2. Tips for retaining muscles: Limei is a complete protein , which is rich in amino acids necessary for the human body; chicken breast is a typical representative of low-fat and high-protein . Combining the two can maximize satiety during the fat loss phase , protect muscles from loss, and maintain a higher basal metabolic rate .
When it comes to the secret to soft-boiled eggs, in addition to precise timing, the freshness of the eggs is also extremely critical. If the eggs are not fresh, the whites will tend to fall apart when cooked. In addition, after taking it out of the ice water, gently crack the eggshell and peel it in the water, so that you can peel out a particularly smooth egg.
4. The soul lies in the sauce: Many people fail to lose weight because "eating grass" is really unbearable pain. This oil and vinegar sauce, which has been tempered with sugar substitutes, has a balanced acidity and saltiness, and also has a slight hint of sweetness, which can greatly increase your appetite and make you fall in love with eating grass from now on.
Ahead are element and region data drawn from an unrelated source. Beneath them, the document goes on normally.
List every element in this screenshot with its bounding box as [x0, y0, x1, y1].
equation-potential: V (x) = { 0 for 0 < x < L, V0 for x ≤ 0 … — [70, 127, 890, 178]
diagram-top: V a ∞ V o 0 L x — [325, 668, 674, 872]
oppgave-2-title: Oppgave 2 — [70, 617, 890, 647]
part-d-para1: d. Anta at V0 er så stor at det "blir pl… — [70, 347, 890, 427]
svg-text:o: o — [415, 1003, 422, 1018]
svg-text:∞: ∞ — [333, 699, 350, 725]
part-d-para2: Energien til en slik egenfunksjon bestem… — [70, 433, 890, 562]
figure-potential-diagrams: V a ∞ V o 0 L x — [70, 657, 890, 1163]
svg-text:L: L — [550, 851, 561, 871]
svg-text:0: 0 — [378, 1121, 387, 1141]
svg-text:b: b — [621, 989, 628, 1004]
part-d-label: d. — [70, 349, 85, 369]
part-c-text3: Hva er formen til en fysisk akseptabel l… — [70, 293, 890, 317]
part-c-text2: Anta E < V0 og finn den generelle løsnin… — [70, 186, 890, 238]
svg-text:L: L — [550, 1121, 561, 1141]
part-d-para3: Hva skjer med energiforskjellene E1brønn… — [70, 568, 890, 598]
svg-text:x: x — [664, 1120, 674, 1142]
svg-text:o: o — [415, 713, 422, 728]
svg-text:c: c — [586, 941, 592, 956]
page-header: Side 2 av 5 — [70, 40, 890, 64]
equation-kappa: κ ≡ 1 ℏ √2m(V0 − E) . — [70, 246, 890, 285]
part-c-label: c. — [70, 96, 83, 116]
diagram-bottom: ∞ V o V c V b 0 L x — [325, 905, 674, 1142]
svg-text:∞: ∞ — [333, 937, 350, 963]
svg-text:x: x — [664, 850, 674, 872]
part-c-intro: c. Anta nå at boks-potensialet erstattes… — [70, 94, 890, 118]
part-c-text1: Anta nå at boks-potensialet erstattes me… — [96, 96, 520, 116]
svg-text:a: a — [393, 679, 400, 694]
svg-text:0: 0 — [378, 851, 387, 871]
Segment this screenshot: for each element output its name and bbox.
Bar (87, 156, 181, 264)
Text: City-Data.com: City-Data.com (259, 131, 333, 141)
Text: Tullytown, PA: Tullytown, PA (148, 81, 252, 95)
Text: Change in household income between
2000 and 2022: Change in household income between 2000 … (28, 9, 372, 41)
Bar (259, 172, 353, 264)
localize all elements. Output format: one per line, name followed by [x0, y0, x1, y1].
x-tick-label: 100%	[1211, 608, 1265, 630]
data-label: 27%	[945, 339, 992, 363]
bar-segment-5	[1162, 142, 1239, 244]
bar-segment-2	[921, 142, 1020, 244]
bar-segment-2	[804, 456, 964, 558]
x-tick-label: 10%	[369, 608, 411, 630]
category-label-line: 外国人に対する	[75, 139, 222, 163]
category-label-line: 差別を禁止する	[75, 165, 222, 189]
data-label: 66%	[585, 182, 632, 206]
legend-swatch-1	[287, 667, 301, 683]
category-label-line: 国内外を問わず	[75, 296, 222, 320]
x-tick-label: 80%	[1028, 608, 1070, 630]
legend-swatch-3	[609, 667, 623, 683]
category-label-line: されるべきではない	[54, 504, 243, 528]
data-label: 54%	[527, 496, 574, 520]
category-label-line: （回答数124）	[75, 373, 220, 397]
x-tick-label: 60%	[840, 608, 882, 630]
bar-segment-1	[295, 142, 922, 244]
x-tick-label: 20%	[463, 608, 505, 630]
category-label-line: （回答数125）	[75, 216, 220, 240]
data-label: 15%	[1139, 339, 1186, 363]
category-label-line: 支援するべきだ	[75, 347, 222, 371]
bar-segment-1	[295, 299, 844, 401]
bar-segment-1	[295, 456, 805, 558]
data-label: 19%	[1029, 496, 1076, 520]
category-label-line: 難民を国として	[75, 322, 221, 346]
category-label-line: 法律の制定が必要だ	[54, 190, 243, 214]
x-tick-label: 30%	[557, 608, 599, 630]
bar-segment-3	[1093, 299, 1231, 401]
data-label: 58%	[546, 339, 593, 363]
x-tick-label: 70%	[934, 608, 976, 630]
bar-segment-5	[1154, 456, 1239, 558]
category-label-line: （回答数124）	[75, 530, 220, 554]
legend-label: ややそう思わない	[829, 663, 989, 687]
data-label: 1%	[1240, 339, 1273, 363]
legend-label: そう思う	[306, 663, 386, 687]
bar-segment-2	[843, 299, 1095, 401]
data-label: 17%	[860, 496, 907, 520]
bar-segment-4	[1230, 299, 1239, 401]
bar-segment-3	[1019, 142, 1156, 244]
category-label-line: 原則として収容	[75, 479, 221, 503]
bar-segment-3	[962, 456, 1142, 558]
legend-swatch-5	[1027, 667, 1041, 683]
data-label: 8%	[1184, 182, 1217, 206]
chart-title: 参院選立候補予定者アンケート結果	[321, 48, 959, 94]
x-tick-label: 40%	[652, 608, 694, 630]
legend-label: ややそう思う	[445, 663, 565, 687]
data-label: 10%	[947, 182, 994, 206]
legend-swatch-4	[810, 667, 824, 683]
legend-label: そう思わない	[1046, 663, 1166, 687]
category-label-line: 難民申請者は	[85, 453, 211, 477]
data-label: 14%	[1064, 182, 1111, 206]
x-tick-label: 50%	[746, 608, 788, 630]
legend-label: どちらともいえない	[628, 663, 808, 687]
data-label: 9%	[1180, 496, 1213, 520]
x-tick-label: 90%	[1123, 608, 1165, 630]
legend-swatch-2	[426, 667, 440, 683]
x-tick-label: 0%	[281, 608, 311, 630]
Sugar substitute basically does not provide calories and is a perfect condiment for the weight loss stage.
This salad bowl only exists in one bowl. It is a salad bowl that is beautiful, delicious and nutritious in one. It is completely in line with the weight management concept advocated by the National Health Commission. It does not require complicated cooking skills. As long as you control these details, you can also easily make a professional-level fat-reducing meal at home that is not inferior to that of a light food restaurant. Let’s start from this meal and move towards health and lose weight together!